2. Corresponding Sides and Ratio:

• AB/A'B' = 4/2 = 2
• BC/B'C' = 6/3 = 2
• CD/C'D' = 8/4 = 2
• DA/D'A' = 10/5 = 2

The ratio of corresponding sides is constant (2).

Conclusion: Since both conditions (congruent corresponding angles and proportional corresponding sides) are met, quadrilaterals ABCD and A'B'C'D' are similar.

Examples of Non-Similar Polygons

Consider two triangles:

Triangle ABC:

• AB = 5 cm
• BC = 7 cm
• CA = 9 cm
• ∠A = 50°
• ∠B = 60°
• ∠C = 70°

Triangle A'B'C':

• A'B' = 10 cm
• B'C' = 14 cm
• C'A' = 18 cm
• ∠A' = 50°
• ∠B' = 70°
• ∠C' = 60°

Analysis:

While the corresponding sides are proportional (the scale factor is 2), the corresponding angles are not congruent. ∠B ≠ ∠B'. Therefore, these triangles are not similar.

Practice Problems

1. Two squares: Are two squares always similar? Explain your answer.

2. Two rectangles: Are two rectangles always similar? Explain your answer.

3. Two regular pentagons: Are two regular pentagons always similar? Explain your answer.

4. Given two triangles with corresponding angles 30°, 60°, and 90°. If the sides of one triangle are 3, 4, and 5, and the sides of the other triangle are 6, 8, and 10. Are these triangles similar?

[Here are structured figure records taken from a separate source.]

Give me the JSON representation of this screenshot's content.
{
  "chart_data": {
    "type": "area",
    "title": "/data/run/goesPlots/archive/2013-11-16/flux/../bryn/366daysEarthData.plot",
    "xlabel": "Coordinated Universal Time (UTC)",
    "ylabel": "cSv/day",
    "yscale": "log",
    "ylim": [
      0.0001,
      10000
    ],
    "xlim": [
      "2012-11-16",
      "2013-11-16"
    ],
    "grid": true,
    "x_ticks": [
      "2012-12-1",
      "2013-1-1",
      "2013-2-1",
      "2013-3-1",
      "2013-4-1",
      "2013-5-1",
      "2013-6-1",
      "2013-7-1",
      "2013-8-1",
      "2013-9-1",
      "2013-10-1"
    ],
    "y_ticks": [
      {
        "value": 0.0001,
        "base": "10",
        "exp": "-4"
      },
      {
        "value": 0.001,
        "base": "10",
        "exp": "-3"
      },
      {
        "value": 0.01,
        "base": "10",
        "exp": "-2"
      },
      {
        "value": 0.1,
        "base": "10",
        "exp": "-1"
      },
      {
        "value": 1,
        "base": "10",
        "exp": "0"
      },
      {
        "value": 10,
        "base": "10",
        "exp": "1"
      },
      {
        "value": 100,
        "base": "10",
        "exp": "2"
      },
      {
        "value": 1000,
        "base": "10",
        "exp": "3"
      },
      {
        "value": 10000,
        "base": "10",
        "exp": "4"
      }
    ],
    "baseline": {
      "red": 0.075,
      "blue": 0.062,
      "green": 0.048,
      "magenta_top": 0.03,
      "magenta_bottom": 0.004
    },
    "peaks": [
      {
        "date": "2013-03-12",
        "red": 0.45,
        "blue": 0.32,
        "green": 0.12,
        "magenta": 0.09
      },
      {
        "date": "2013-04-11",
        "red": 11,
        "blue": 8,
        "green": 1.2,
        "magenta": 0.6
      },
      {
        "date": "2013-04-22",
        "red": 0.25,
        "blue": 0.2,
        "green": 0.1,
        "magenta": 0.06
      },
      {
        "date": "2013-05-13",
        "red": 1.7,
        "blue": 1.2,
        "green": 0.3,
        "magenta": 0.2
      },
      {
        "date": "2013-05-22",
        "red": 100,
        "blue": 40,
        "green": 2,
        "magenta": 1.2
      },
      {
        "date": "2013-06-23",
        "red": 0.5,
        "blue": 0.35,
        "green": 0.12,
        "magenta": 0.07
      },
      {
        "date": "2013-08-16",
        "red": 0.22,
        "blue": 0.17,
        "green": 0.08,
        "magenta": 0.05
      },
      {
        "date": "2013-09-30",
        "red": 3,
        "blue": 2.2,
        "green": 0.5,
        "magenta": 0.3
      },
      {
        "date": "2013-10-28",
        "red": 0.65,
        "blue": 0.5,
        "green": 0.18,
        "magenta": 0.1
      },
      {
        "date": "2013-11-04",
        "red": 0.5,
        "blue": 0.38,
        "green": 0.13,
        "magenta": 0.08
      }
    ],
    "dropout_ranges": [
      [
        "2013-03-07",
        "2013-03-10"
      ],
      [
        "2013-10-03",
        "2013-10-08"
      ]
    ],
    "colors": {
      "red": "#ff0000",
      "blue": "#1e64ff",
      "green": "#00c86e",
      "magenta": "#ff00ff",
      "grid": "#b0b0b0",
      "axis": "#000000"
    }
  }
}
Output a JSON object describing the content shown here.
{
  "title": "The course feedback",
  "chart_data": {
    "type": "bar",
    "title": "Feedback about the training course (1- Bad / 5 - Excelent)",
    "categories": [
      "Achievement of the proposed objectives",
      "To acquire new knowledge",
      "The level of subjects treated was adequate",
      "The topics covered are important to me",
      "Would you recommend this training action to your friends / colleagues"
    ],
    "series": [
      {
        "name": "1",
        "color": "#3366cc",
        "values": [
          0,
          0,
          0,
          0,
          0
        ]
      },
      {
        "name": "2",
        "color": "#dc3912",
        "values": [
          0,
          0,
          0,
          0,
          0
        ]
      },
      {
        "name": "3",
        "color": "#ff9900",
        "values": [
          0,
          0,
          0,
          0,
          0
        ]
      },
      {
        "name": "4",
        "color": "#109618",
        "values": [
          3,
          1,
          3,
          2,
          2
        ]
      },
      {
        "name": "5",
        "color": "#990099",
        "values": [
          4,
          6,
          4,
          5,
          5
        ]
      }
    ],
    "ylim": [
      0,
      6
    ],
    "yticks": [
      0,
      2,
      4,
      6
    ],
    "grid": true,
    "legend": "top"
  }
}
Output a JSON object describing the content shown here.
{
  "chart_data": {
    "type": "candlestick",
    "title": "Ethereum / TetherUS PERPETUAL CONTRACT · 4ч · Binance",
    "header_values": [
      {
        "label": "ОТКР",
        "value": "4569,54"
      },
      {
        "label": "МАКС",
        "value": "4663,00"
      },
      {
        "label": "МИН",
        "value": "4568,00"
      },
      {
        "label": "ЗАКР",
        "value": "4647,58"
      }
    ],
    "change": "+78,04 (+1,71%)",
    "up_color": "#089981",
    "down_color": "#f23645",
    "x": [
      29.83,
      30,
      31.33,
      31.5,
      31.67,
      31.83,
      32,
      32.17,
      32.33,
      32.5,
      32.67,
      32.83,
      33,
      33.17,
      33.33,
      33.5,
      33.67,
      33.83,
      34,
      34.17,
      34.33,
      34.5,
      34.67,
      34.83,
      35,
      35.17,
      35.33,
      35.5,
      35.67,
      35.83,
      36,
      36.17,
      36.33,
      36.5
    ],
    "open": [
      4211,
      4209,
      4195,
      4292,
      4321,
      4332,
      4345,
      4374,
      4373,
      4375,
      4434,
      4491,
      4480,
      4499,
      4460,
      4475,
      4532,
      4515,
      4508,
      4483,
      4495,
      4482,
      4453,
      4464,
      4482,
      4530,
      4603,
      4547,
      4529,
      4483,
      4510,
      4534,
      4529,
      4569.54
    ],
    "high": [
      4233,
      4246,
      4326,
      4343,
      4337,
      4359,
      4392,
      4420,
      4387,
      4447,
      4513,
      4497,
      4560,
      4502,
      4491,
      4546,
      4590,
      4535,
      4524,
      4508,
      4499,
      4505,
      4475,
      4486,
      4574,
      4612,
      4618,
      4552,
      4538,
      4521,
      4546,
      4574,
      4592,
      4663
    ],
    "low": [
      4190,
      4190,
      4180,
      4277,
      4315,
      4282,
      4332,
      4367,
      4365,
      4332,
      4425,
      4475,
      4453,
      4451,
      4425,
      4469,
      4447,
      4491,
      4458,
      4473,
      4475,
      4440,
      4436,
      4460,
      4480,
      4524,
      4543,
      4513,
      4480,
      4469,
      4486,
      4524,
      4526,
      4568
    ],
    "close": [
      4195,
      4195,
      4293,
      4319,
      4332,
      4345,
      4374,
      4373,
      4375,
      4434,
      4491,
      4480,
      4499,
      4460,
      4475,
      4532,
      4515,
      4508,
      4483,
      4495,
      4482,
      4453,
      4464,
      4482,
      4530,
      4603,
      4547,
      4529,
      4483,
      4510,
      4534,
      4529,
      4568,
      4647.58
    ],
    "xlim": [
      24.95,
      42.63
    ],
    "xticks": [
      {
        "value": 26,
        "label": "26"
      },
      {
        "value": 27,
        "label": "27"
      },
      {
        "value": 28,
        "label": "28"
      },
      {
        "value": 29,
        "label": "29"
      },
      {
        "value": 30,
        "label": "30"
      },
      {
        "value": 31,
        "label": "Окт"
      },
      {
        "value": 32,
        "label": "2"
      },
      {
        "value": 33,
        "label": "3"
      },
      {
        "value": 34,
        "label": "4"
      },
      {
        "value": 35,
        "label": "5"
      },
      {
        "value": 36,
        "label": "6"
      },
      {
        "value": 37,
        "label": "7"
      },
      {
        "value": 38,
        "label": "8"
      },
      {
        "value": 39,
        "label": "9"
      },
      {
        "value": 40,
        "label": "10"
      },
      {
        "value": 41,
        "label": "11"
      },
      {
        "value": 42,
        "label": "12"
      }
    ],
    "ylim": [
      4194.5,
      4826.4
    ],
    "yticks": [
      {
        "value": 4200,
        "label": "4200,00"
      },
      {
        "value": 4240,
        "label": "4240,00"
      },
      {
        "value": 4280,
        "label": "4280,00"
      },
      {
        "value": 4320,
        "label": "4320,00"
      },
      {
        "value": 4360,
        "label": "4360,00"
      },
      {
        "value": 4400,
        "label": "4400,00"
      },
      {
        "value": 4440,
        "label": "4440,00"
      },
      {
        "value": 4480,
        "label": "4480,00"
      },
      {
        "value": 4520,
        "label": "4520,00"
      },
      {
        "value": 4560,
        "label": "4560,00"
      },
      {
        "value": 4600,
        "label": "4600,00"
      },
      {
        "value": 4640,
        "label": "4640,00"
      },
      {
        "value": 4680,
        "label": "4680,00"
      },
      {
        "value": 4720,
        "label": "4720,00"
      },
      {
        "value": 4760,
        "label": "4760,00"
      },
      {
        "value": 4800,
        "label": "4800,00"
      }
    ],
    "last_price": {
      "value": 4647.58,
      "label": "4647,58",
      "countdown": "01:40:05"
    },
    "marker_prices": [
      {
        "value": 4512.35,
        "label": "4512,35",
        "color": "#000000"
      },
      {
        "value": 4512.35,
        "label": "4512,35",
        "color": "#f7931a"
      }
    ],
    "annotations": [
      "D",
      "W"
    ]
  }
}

5. Two hexagons have congruent corresponding angles. The ratio of the lengths of their corresponding sides is 3:1. Are these hexagons similar?

Advanced Concepts and Applications

The concept of similar polygons extends beyond simple geometric shapes. It's a cornerstone for:

• Scale Drawings: Architects and engineers use similarity to create scaled models and blueprints of buildings and structures.

• Computer Graphics: Image scaling and resizing in digital graphics rely heavily on the principles of similar polygons.

• Trigonometry: Many trigonometric concepts, such as similar triangles used in solving problems related to heights and distances, rely on the concept of similarity.

Conclusion

Understanding similar polygons is crucial for numerous applications in geometry and related fields. By systematically checking for congruent corresponding angles and proportional corresponding sides, you can confidently determine whether two polygons are similar. Remember, both conditions must be satisfied. Through practice and a thorough understanding of the underlying principles, you can master this important geometrical concept. The practice problems provided offer a good starting point for solidifying your understanding. Continue exploring the fascinating world of geometry, and you will find that the applications of similar polygons are vast and far-reaching.